Sin embargo, los cartuchos de juegos de la Game Boy permanecen en el neceser de siempre. Seguramente, habría que soplarlos para jugar –el polvo de los años es inevitable–, pero funcionarían.
Este verano Sony ha anunciado que, a partir de enero de 2028, dejará de comercializar sus videojuegos de PlayStation en formato físico. La multimillonaria compañía alega que, de este modo, se adaptará a las preferencias de los clientes, pero yo todavía no he encontrado ni un cliente conforme con dicha decisión.
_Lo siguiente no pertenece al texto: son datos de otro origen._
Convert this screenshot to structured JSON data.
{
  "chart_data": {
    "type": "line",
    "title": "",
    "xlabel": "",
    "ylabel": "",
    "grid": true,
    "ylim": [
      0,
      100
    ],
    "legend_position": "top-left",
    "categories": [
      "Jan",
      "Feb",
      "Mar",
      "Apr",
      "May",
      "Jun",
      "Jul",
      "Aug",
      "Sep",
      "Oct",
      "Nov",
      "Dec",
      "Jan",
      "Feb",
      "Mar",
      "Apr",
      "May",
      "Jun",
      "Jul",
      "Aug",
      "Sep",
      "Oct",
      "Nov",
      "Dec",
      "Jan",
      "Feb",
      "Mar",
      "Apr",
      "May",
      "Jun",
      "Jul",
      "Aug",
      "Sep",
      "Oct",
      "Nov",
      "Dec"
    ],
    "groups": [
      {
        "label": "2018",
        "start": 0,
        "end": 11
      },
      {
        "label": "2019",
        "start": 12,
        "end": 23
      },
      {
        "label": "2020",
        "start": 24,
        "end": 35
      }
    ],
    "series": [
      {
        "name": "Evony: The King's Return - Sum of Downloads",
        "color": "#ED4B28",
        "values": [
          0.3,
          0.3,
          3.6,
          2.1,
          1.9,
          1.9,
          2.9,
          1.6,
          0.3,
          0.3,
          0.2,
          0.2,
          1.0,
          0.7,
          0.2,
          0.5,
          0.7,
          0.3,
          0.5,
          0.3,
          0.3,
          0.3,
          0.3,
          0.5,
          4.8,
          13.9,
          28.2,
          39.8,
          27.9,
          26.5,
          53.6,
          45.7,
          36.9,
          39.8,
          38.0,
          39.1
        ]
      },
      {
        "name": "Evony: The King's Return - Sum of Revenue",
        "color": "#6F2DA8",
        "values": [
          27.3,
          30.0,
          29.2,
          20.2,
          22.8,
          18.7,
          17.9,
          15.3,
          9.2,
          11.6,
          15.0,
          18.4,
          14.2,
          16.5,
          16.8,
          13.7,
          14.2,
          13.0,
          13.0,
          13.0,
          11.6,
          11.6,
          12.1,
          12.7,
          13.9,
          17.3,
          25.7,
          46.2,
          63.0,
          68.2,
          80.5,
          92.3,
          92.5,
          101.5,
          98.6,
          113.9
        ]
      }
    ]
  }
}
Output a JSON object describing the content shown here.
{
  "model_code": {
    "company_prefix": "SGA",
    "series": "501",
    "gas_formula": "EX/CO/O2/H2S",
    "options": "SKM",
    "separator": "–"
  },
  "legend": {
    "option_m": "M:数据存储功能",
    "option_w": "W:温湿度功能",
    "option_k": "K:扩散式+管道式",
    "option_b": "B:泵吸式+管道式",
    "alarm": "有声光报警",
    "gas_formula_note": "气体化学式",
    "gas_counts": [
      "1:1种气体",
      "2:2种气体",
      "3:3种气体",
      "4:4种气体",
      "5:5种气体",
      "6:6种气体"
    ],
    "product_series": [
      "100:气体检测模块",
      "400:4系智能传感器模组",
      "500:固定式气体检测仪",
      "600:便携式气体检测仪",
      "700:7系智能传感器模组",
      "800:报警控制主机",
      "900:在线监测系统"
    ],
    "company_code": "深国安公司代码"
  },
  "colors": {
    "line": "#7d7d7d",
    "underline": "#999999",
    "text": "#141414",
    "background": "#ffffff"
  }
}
La verdad es que tampoco comprendo qué ventajas puede reportar a los usuarios la pérdida del formato físico. Yo tuve la Play Station 1 y la 2 y recuerdo intercambiar los cedés con los vecinos de la urbanización –esto era especialmente práctico cuando nos reuníamos en una casa para jugar al Singstar, una especie de karaoke–. En aquella época, incluso se alquilaban los videojuegos. Se puso de moda llevar la PlayStation 1 a tiendas de informática para que te la «pirateasen» y pudiera ejecutar juegos no oficiales. Mi juego de Spyro provenía del top-manta, por ejemplo. Y yo tan contenta. Ahora lo pienso y no me parece bien que todos los niños de principios de los dos mil cometiéramos esa ilegalidad de una manera tan natural, más allá de que los precios de los videojuegos sean abusivos.
No sé si los juegos de las nuevas PlayStation –¿por qué número van ya?– se pueden piratear, pero, en todo caso, Sony ni siquiera ha usado ese argumento. Solo que «siguen las preferencias de los usuarios». Sin embargo, ya no se van a poder prestar, ni intercambiar, ni guardar en un neceser para volverlos a sacar pasados los años. Y eso a quien beneficia es a la compañía, que va a tener más ventas.
Todo dependerá de algo tan etéreo como una nube digital, de eso que llaman «streaming». Lo físico ocupa espacio, pero es más real, y creo que todos nos dimos cuenta durante el gran apagón de 2025. Y que lo de soplar el cartucho fuera más o menos efectivo no importa tanto; lo que importaba era que teníamos la posibilidad de hacerlo.